Doch dieser Eingriff in die Privatsphäre anderer ist zwar besonders unappetitlich, aber beileibe kein Einzelfall. So hat inzwischen ein junger Mann mit dem Netz-Pseudonym CosmicJohn Fortunys Aktion eins zu eins in Portland wiederholt – wieder mit traurigem Erfolg. Kürzlich veröffentlichte angeblich aus Versehen AOL die detaillierten Suchanfragen von Tausenden seiner Kunden. Vor wenigen Tagen wurden die Account-Daten von 650.000 Teilnehmern der populären virtuellen Welt „Second Life“ Opfer eines Hacker-Angriffs. Und auch die zahlreichen Fans von Lonelygirl15, dem Star der Video-Gemeinde YouTube.com, mussten plötzlich erfahren, dass die beliebten Videos nicht, wie behauptet, von einer 16-jährigen Schülerin stammten, sondern von Filmprofis mit einer wesentlich älteren Nachwuchsschauspielerin produziert worden waren. Und leider hat BBC wohl nicht ganz Unrecht, die in einem Kommentar zu diesen Vorgängen schreibt, dass man keinem im Netz mehr glauben dürfte.

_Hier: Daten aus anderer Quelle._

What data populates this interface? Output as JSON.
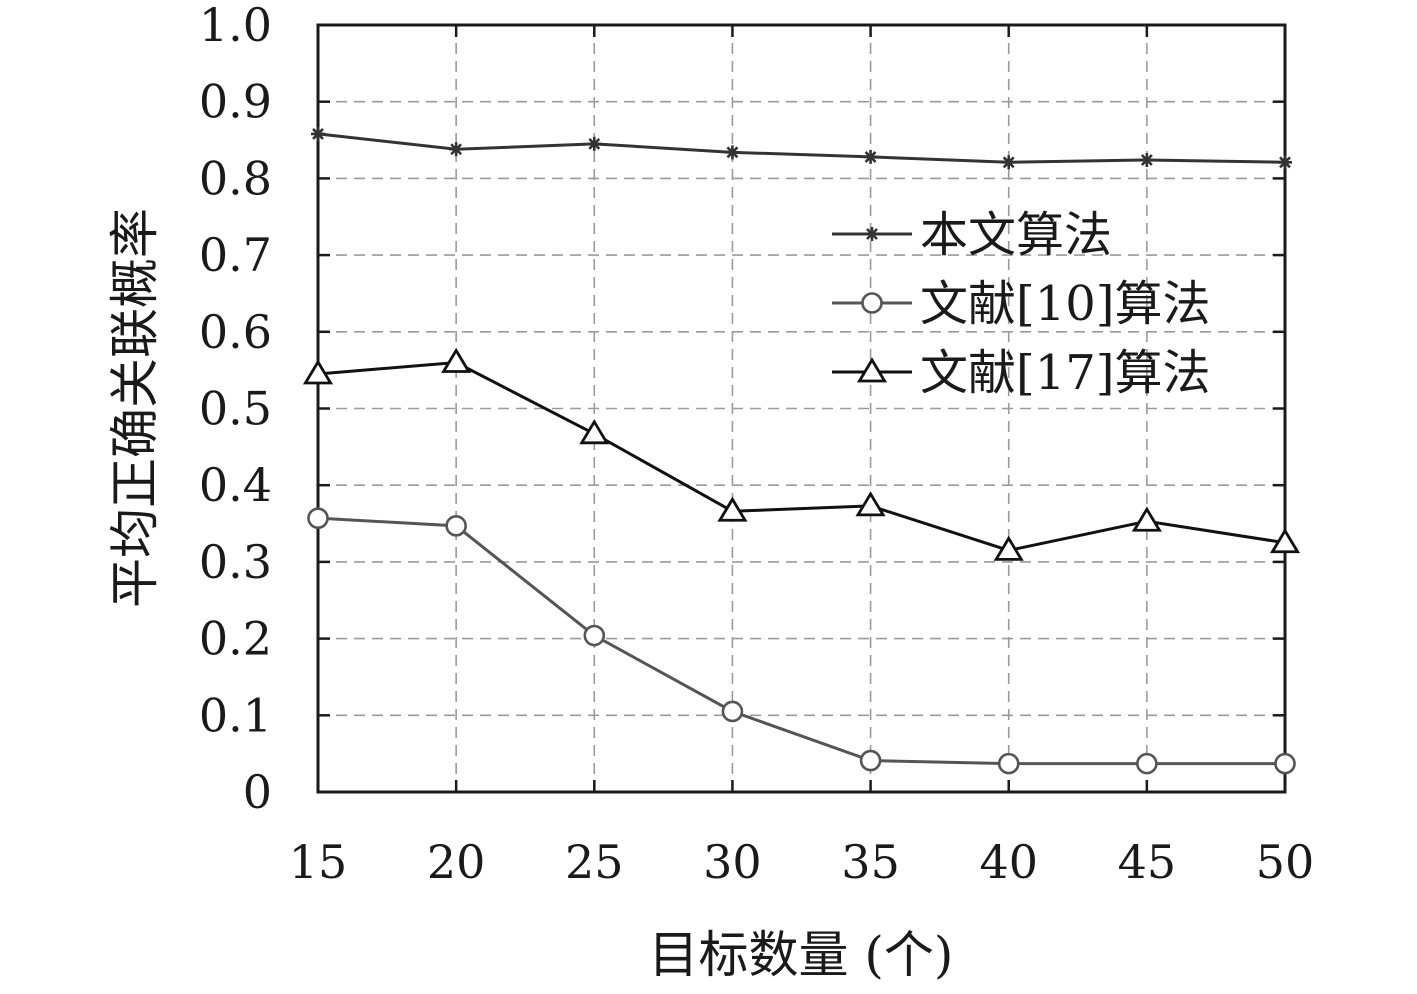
{
  "chart_data": {
    "type": "line",
    "xlabel": "目标数量 (个)",
    "ylabel": "平均正确关联概率",
    "x": [
      15,
      20,
      25,
      30,
      35,
      40,
      45,
      50
    ],
    "x_tick_labels": [
      "15",
      "20",
      "25",
      "30",
      "35",
      "40",
      "45",
      "50"
    ],
    "y_tick_labels": [
      "0",
      "0.1",
      "0.2",
      "0.3",
      "0.4",
      "0.5",
      "0.6",
      "0.7",
      "0.8",
      "0.9",
      "1.0"
    ],
    "xlim": [
      15,
      50
    ],
    "ylim": [
      0,
      1.0
    ],
    "grid": true,
    "legend_position": "top-right",
    "series": [
      {
        "name": "本文算法",
        "marker": "star",
        "color": "#333333",
        "values": [
          0.858,
          0.838,
          0.845,
          0.834,
          0.828,
          0.821,
          0.824,
          0.821
        ]
      },
      {
        "name": "文献[10]算法",
        "marker": "circle",
        "color": "#555555",
        "values": [
          0.357,
          0.347,
          0.204,
          0.105,
          0.041,
          0.037,
          0.037,
          0.037
        ]
      },
      {
        "name": "文献[17]算法",
        "marker": "triangle",
        "color": "#111111",
        "values": [
          0.545,
          0.56,
          0.467,
          0.366,
          0.373,
          0.315,
          0.353,
          0.325
        ]
      }
    ]
  }
}
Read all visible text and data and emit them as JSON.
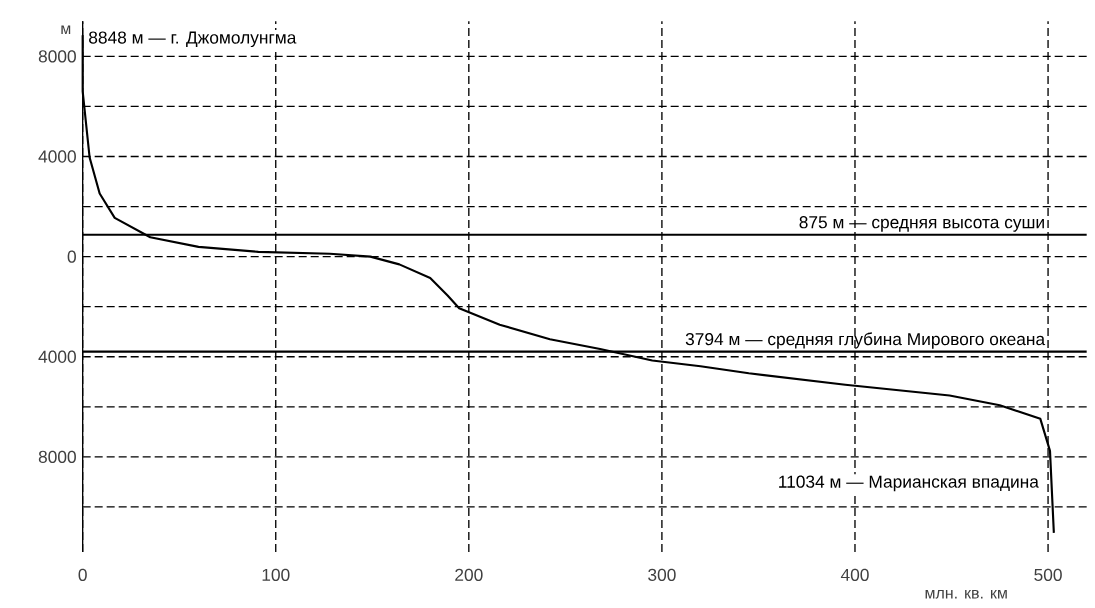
{
  "chart_data": {
    "type": "line",
    "xlabel": "млн. кв. км",
    "ylabel": "м",
    "xlim": [
      0,
      520
    ],
    "ylim": [
      -11800,
      9400
    ],
    "xticks": [
      0,
      100,
      200,
      300,
      400,
      500
    ],
    "yticks": [
      {
        "value": 8000,
        "label": "8000"
      },
      {
        "value": 6000,
        "label": null
      },
      {
        "value": 4000,
        "label": "4000"
      },
      {
        "value": 2000,
        "label": null
      },
      {
        "value": 0,
        "label": "0"
      },
      {
        "value": -2000,
        "label": null
      },
      {
        "value": -4000,
        "label": "4000"
      },
      {
        "value": -6000,
        "label": null
      },
      {
        "value": -8000,
        "label": "8000"
      },
      {
        "value": -10000,
        "label": null
      }
    ],
    "grid": true,
    "line_style": "solid",
    "marker": "none",
    "series": [
      {
        "color": "#000000",
        "x": [
          0,
          0,
          3.6,
          8.8,
          16.6,
          35,
          60,
          91,
          128,
          149,
          164,
          180,
          189,
          195,
          216,
          242,
          268,
          295,
          320,
          345,
          395,
          449,
          475,
          496,
          501,
          503
        ],
        "values": [
          8848,
          6600,
          3960,
          2520,
          1550,
          776,
          390,
          190,
          116,
          0,
          -310,
          -850,
          -1550,
          -2060,
          -2720,
          -3300,
          -3690,
          -4150,
          -4380,
          -4660,
          -5120,
          -5550,
          -5940,
          -6480,
          -7760,
          -11034
        ]
      }
    ],
    "ref_lines": [
      {
        "axis": "y",
        "value": 875,
        "label": "875 м — средняя высота суши",
        "color": "#000000"
      },
      {
        "axis": "y",
        "value": -3794,
        "label": "3794 м — средняя глубина Мирового океана",
        "color": "#000000"
      }
    ],
    "annotations": [
      {
        "text": "8848 м — г. Джомолунгма",
        "x": 0,
        "y": 8848
      },
      {
        "text": "11034 м — Марианская впадина",
        "x": 503,
        "y": -11034
      }
    ]
  }
}
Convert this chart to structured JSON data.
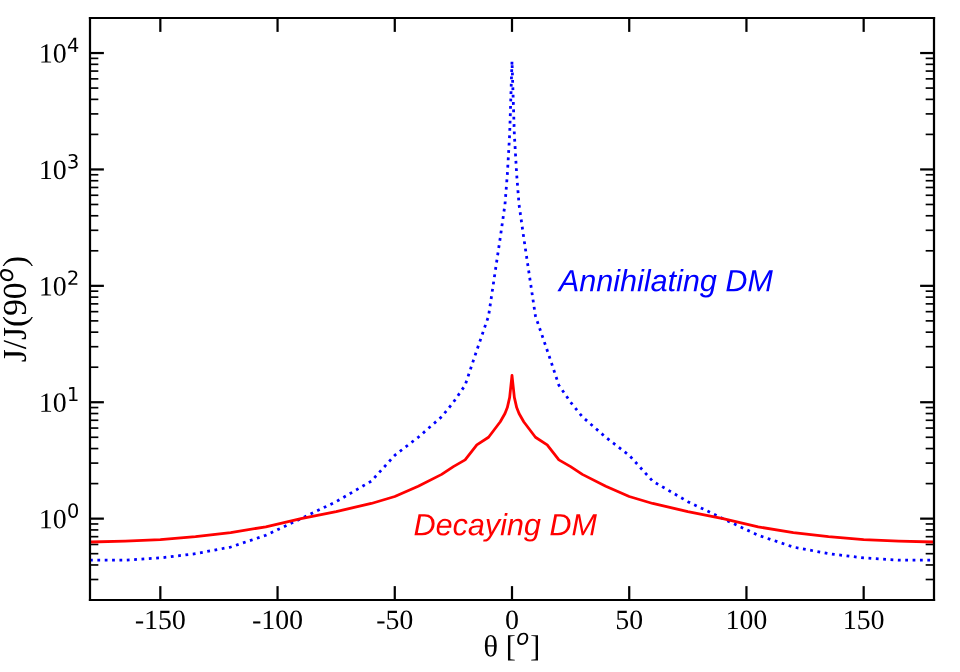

Weil das offenbar tatsächlich so ist, gibt es inzwischen auch erste Stimmen, die behaupten, selbst Jason Fortuny und die von ihm veröffentlichten Emails seien in Wirklichkeit nur ein Fake. Ein Fake, den jemand inszeniert habe, um dadurch zur Internet-Legende zu werden. Das zumindest hat er dann ja geschafft.